Geeking Science: Capturing Bubbles in CGI and other Black Matters

Black Panther: Wakanda Forever Movie Poster from Internet Hive Mind

Photography has been a white person game for a long time. The film for photos and film was optimized for light skin. When computer special effects came around, CGI illumination of skin likewise concentrated on the melatonin levels found in the layers of Caucasian skin. CGI hair mimicked either clumped animal hair or straight Caucasian hair.

Time for change.

Quick background – really, lighting for film concentrated on making white people to look good. It’s hard to make someone look good when the tools aren’t even on your side. For example

“Shirley cards” used by film-makers to calibrate skin tones and light, only featured Caucasian models until well into the 70s (and only changed because of complaints from photographers trying to advertise chocolate or wood furniture).  (Latif, 2022)

During the creation of Shrek, animators discovered skin looked more real when created with layers of reflection.

If you shine a laser pointer on a wall you’ll see just a small spot of light. But shine it on your hand and you’ll see a blob of red light because the light is spread around,” said Stephen Marschner, a professor of computer graphics at Cornell University in Ithaca, N.Y.  (Onion, 2005)

To get skin to look real, the CGI character models needed layers to the outer shell replicating light interaction with skin. The programmers in the early oughts (00s) tapped research in the medical community studying skin for cancer and to find the difference between young and old skin to create their algorithms. (Secondary Rabbit Hole: The medical community used light refraction to study the difference between old and young skin, by analyzing “the skin between the thumb and the first finger of 400 Caucasian women ranging in age from 10 to 70.” (Onion) – and some of the discoveries are really cool and will impact makeup and health for decades to come. Note the studies used to create the algorithms were from Caucasian subjects.)
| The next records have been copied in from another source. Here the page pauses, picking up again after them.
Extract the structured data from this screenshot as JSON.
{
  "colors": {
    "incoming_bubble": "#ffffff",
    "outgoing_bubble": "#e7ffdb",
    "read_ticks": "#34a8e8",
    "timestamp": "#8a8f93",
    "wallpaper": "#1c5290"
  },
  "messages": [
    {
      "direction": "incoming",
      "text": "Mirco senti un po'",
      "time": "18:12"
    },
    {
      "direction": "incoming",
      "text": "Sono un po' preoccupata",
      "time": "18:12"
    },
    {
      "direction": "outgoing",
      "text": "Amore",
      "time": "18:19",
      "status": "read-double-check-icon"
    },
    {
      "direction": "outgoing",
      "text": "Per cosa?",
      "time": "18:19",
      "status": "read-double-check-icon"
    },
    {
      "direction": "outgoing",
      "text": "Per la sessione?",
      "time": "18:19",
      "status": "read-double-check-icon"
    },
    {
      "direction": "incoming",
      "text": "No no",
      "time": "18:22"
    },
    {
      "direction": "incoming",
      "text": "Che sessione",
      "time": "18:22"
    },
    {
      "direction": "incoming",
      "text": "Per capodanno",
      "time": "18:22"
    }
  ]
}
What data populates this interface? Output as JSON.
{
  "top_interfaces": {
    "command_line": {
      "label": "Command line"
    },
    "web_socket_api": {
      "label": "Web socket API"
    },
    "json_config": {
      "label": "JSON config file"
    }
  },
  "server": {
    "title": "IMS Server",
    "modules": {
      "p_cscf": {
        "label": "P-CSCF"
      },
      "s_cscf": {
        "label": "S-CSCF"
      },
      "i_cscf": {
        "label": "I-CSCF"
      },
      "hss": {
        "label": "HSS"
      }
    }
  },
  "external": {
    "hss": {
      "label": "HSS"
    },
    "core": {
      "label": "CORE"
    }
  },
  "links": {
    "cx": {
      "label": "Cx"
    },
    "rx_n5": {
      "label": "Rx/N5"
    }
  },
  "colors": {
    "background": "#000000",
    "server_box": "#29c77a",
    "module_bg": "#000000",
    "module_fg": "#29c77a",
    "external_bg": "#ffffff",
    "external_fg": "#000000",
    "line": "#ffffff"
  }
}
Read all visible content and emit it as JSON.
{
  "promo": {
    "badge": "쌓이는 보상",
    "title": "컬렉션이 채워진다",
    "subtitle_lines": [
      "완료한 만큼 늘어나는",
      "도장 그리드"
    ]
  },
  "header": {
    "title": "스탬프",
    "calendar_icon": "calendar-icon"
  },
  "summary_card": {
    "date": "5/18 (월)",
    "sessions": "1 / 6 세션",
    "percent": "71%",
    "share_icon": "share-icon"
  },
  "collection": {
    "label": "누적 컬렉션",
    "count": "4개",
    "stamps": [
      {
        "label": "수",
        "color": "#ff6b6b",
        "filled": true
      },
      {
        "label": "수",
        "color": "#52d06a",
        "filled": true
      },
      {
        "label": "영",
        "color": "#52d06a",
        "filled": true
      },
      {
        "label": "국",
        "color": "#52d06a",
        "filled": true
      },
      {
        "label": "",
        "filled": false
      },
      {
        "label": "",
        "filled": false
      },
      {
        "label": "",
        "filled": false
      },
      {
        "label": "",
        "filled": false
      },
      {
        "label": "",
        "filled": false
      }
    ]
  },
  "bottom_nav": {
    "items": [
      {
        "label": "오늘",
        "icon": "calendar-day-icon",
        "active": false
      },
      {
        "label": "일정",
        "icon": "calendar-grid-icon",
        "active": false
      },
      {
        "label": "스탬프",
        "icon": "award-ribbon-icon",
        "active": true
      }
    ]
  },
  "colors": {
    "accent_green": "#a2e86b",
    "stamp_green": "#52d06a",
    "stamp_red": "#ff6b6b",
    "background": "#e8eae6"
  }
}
Change was needed when Wakanda Forever wanted to do underwater scenes with people of color, both Mexico-born and African heritage. Not only did they need to redo algorithms to account for different melatonin amounts in different levels of the CGI character model layers, but also deal with the underwater light diffusion.

Then the Wakanda Forever programmers had to start all over with the CGI algorithms for hair. Aquaman came first, and those movie makers said that the CGI effects for hair were tough. (Failes, 2018) Unlike Aquaman, Wakanda Forever did a lot of wet shooting and discovered something. Curly and kinky hair captures air – bubbles happen. Not only does kinky hair flow different underwater, but if reproducing people who recently went underwater, air bubbles need to be taken into account.

The science of filmmaking is worth geeking about, especially as inclusion and representation pushes technology boundaries, even in the CGI algorithms. If you are interested in photograph or filmmaking or CGI animation, I highly recommend diving down this rabbit hole.

Also check out a third rabbit hole on the hair styles for Wakanda Forever (Cummings, 2022)).


Alter, Ethan. “How the ‘Wakanda Forever’ visual effects team evolved the way Black skin and hair are digitally replicated onscreen.” 12/21/2022. – last viewed 12/27/2022.

Cummings, Faith. “The Story Behind the Stunning Array of Hair Looks in Black Panther: Wakanda Forever.” Vogue. 11/21/2022. – last viewed 12/27/2022.

Failes, Ian. “In ‘Aquaman,’ Underwater CG Hair Was Surprisingly One of the Toughest Effect.” Cartoon Brew. 12/30/2018. – last viewed 12/27/2022.

Latif, Nadia. “It’s lit! How film finally learned to light black skin.” The Guardian. 9/21/2017. – last viewed 12/27/2022.

Onion, Amanda. “Shrek Animators, Dermatologists Share Beauty Secret.” ABCnews. 4/4/2005. – last viewed 12/27/2022.